Thursday we had more rehearsals, followed by a run of all of our scenes, which was stressful and exciting, and gave us a good idea of things that we need to work on. I also got an hour long session with just me and Stevie, our vocal support. He must have thought I was a bit ridiculous at the beginning of our session, because I thought it was to work on my cockney accent, so I did not understand why he told me to put all of my research and preparations aside. In the end, the session was to help me because I am not on voice, and suffer from vocal fry/creaking. If those terms mean nothing to you, it’s the same as when I was told that I am sitting on my voice. I don’t breathe in properly when I talk, and I produce the sound somewhere in the back of my throat, which is why talking or singing or yelling often gives me a sore throat (it compresses my vocal cords really tightly). There was a lot of humming and making sounds and chanting, before we went into my short monologue, starting it over and over again until I was no longer creaking, or going down at the end of my thoughts. Although the session did catch me off guard at first, I really appreciate Stevie taking the time to work with me like that, and he was very encouraging. I know it won’t happen overnight and it will take a lot of work, but I hope I’ll be able to get over this bad habit.

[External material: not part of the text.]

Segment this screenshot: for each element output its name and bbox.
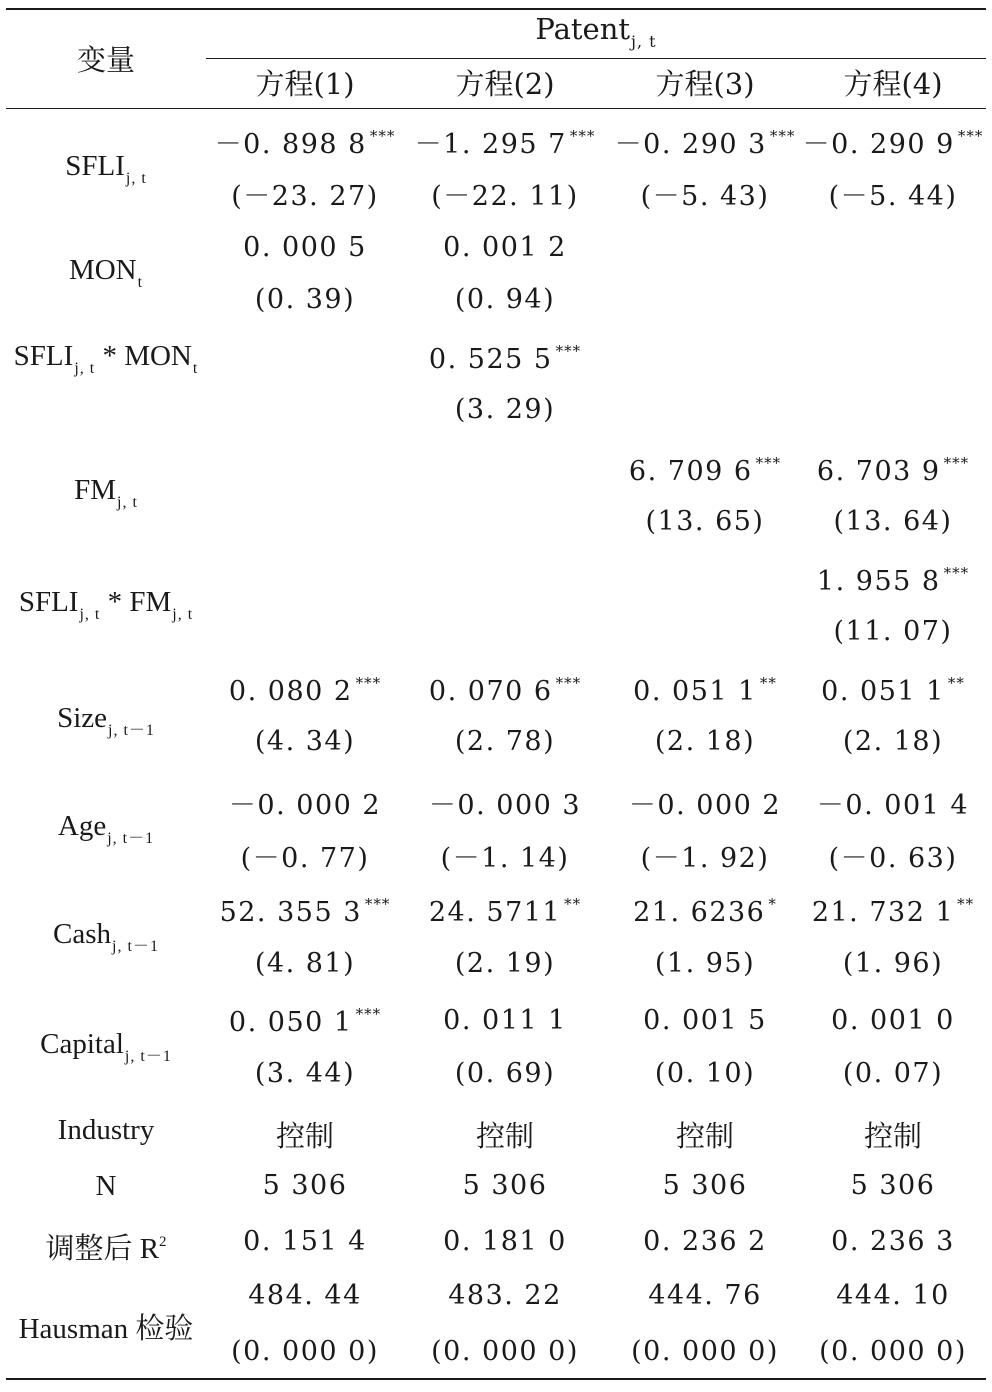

On Friday, we worked on our modern RP scene, which for Kailea and I means a scene from Closer, between Alice and Anna, which makes me nervous for so many reasons that I will have to get over before we perform it. Then, we did our duologues in Acting class. My scene is with Phil, where we discover a corpse and I suggest ridiculous things. We got a lot of laughs and I had sooo much fun doing it. Kind of excited to see what our next scenes are 🙂
We finished with movement class, before going to a pub for supper, a big gang of us, which was really fun. We then went to Sleazy, where I danced and sang with Molly (while waiting for it to start, we didn’t actually perform!) before sitting and being amazed by the talent and the words of my fellow LAMDA students. There were songs and poems that made me laugh and smile, but also some that broke my heart and brought the tears. There were some that we all sang along to, and the whole thing was just a truly wonderful evening. I had wanted to just go home once class was done, but I knew I would be happy I stayed. Sleazy has not disappointed me yet, and I will truly miss these nights when I go home.
“Strength and growth come only through continuous effort and struggle.”